During the scene with the French flamethrower team when Leer is trying to drag the dead Liutenant to cover, the Liutentant moves his left arm out from under him and turns his head when Leer is tugging at his Y-straps.
In the scene of Kaiser Wilhelm pinning medals on the soldiers, the battalion is at "Present Arms". In the very next scene, the battalion is at "Attention" (rifle butts resting on the ground), without the command "Order Arms" having been given.
In one of the last scenes in the movie, Paul is shown walking with Katczinsky carrying a bucket of turnips in his right hand. An artillery barrage comes and Katczinsky runs to the left while Paul drops the white bucket (and spills the turnips) and dives into tall grass on the right. The camera quickly cuts to Katzinsky showing his wounded leg, then cuts back to Paul, who stands up and runs over to Katzinsky. When Paul runs over to Katzinsky, the white bucket and the turnips are no where to be found.

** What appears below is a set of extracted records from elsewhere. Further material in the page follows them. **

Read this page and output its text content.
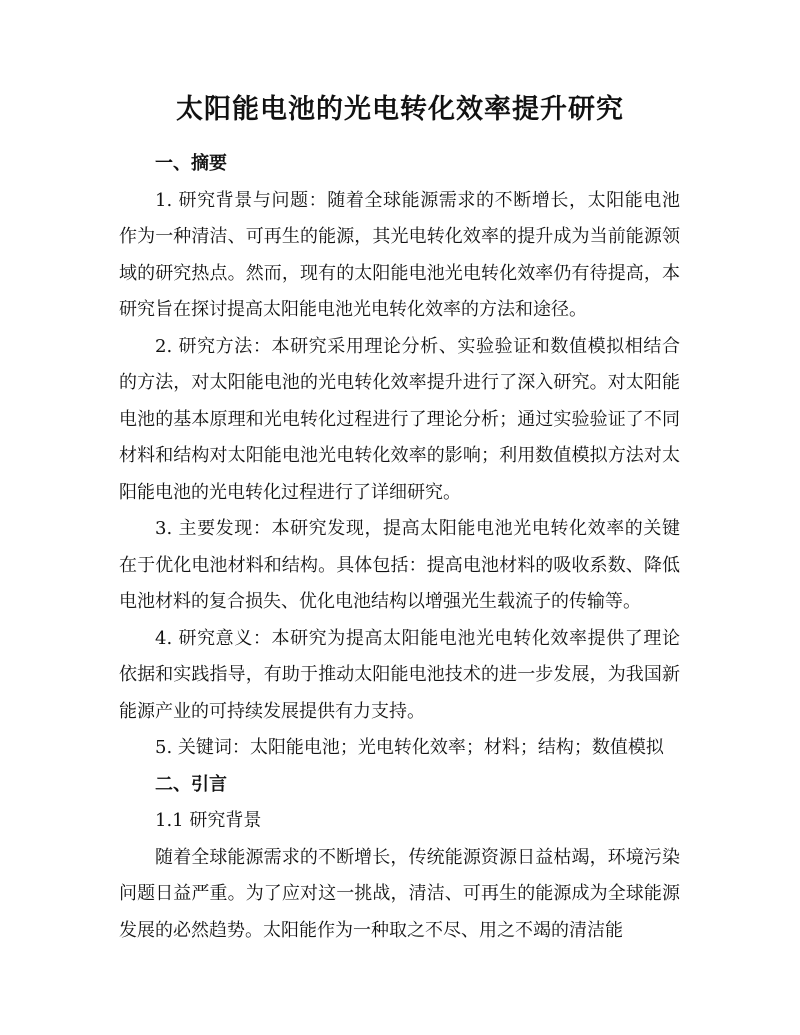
太阳能电池的光电转化效率提升研究

一、摘要

1. 研究背景与问题：随着全球能源需求的不断增长，太阳能电池作为一种清洁、可再生的能源，其光电转化效率的提升成为当前能源领域的研究热点。然而，现有的太阳能电池光电转化效率仍有待提高，本研究旨在探讨提高太阳能电池光电转化效率的方法和途径。

2. 研究方法：本研究采用理论分析、实验验证和数值模拟相结合的方法，对太阳能电池的光电转化效率提升进行了深入研究。对太阳能电池的基本原理和光电转化过程进行了理论分析；通过实验验证了不同材料和结构对太阳能电池光电转化效率的影响；利用数值模拟方法对太阳能电池的光电转化过程进行了详细研究。

3. 主要发现：本研究发现，提高太阳能电池光电转化效率的关键在于优化电池材料和结构。具体包括：提高电池材料的吸收系数、降低电池材料的复合损失、优化电池结构以增强光生载流子的传输等。

4. 研究意义：本研究为提高太阳能电池光电转化效率提供了理论依据和实践指导，有助于推动太阳能电池技术的进一步发展，为我国新能源产业的可持续发展提供有力支持。

5. 关键词：太阳能电池；光电转化效率；材料；结构；数值模拟

二、引言

1.1 研究背景

随着全球能源需求的不断增长，传统能源资源日益枯竭，环境污染问题日益严重。为了应对这一挑战，清洁、可再生的能源成为全球能源发展的必然趋势。太阳能作为一种取之不尽、用之不竭的清洁能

After the scene when Leer dies it shows the Germans in their trench and they all have mud on their helmets. It then shows Westhaus and his helmet is clean, but it is muddy again in the next scene when he is shot exiting the trench and falls back into two of his fellow soldiers.
Corporal Himmelstoss' rank is indicated in the movie by his shoulder straps. In the World War I-era German army, a Corporal's (Unteroffizier's) rank was indicated by lace trim around his collar and cuff.
The rifles used by the German soldiers in the film are model 1903 Turkish Mausers, in reality they would be using the German Mauser Gewehr 1898. The bayonet is also the Turkish 1903 pattern, which is distinctly different from the German model.
Kaiser Wilhelm's staff car is missing the Kaiser's personal pennant. Being a stickler for protocol and enormously fond of parades, it is highly unlikely that Wilhelm II. would have attended an official function (particularly an award ceremony) without the proper paraphernalia.
The Kaiser is merely wearing the rank insignia of a Generalmajor (Major General) - plain shoulder cords for general officers. Wilhelm II. always wore the rank insignia of a Generalfeldmarschall (Field Marshal General), which were the shoulder cords for general officers with two crossed Field Marshal's batons, a crown, and the initials "WR" ("Wilhelminus Rex" = "King Wilhelm").